2021 | 96 Pts, Altamente Recomendado, Revista Vinhos, Portugal
2021 | 18 Pts, João Paulo Martins Wines, Portugal
2019 | 92 pts, Wine Advocate, Robert Parker, Mark Squires, USA
2019 | 92 pts, James Suckling, USA
2019 | 92 pts, Wine Enthusiast, USA
2019 | 93 pts, Decanter, UK
In 2019 one of the neighbours of the Herdade Aldeia de Cima asked the estate’s owners whether they could harvest the grapes from two small vineyard plots - Cevadeira and Zorreira - located in Cevadeira, on the foothills of the Serra do Mendro, encompassing a total of 1.5 hectares
The old vines, grown using rainfed viticulture, consisted solely of traditional red grape varieties – Alfrocheiro, Tinta Grossa and Trincadeira –, and were treated with little productive intervention, producing a very small production level, of only 0.75 Kg per vine.
The granitoid soil of the eruptive complex in Vidigueira, which consists of evolved quartz-diorites, from medium to fine grain, with characteristics that are very close to the transition of the higher schists, gives rise to a wine that has a very specific identity.

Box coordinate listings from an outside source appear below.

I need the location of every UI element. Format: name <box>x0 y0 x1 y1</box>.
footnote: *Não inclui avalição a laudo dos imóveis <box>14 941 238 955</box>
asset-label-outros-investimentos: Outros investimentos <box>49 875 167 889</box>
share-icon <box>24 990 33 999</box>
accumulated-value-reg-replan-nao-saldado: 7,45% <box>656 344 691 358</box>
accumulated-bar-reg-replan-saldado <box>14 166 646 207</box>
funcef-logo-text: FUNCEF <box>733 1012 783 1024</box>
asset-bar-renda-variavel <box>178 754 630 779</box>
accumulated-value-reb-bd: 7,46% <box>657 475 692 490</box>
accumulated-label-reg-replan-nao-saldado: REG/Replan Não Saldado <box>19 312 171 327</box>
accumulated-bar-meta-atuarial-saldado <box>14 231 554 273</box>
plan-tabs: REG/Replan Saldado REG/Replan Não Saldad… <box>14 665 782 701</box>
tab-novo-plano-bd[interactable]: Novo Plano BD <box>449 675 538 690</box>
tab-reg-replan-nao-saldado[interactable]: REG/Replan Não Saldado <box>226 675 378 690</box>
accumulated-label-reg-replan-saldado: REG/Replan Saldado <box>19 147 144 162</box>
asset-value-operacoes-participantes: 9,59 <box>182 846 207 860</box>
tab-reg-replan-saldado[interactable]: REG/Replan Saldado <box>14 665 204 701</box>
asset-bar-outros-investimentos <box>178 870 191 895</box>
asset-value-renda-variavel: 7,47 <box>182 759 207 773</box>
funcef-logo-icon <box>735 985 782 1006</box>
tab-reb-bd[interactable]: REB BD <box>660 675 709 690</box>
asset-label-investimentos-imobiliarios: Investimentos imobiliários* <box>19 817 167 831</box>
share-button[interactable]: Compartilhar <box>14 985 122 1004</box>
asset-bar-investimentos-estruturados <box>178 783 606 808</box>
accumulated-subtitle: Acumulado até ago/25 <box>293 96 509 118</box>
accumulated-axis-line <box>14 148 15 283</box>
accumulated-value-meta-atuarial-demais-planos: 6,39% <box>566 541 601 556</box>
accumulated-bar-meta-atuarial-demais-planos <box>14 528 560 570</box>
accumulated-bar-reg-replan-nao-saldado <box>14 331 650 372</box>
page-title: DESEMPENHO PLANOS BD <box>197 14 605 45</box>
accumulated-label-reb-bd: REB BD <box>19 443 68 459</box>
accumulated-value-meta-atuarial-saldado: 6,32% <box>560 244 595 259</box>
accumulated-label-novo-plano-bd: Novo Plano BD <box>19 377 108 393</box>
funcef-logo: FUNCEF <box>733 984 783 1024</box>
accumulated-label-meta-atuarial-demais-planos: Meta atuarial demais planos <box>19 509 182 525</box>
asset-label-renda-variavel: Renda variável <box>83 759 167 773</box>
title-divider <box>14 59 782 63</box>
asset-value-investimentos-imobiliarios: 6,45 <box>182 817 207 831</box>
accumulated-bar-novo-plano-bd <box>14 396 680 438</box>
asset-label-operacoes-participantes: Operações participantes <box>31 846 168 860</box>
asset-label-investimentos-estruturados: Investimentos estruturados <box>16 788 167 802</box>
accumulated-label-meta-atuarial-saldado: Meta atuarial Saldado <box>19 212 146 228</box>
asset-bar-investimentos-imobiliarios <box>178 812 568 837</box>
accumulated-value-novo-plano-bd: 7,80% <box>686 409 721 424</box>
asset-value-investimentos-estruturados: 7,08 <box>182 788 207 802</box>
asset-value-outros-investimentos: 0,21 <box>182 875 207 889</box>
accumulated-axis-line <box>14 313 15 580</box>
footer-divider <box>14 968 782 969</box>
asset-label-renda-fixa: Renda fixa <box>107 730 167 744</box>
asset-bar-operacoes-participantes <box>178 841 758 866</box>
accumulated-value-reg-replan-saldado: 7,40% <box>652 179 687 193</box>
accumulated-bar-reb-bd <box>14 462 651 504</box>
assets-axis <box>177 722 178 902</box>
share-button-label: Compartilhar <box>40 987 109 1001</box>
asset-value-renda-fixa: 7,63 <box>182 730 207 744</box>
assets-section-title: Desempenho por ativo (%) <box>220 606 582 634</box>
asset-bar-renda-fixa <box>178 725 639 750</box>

We are in a transition zone, with non-clay soils, primarily consisting of diorites, derived from the diversity and geological fault of the Serra do Mendro. in this windy area at the foot of the mountain, on poor, shallow and well-drained soils that a complementary activity to the forest has been developed since very ancient times - the cereal crop. The name Cevadeira appears as a reference to the cultivation of barley, a centuries-old practice that has been maintained over the years, occupying a central place in the agriculture of the Alentejo and Portugal until the 1970s, when the free forms of training the vines planted in different rows teach us how to get the best from the earth using organic techniques: three-dimensional canopies, cheerful, brimming with life, as if they were always looking for the best way to hide the bunches of grapes from the powerful sunlight in July. Here, in this unspoilt site, the vine-time binomial is a testament to the ancestry of the vine.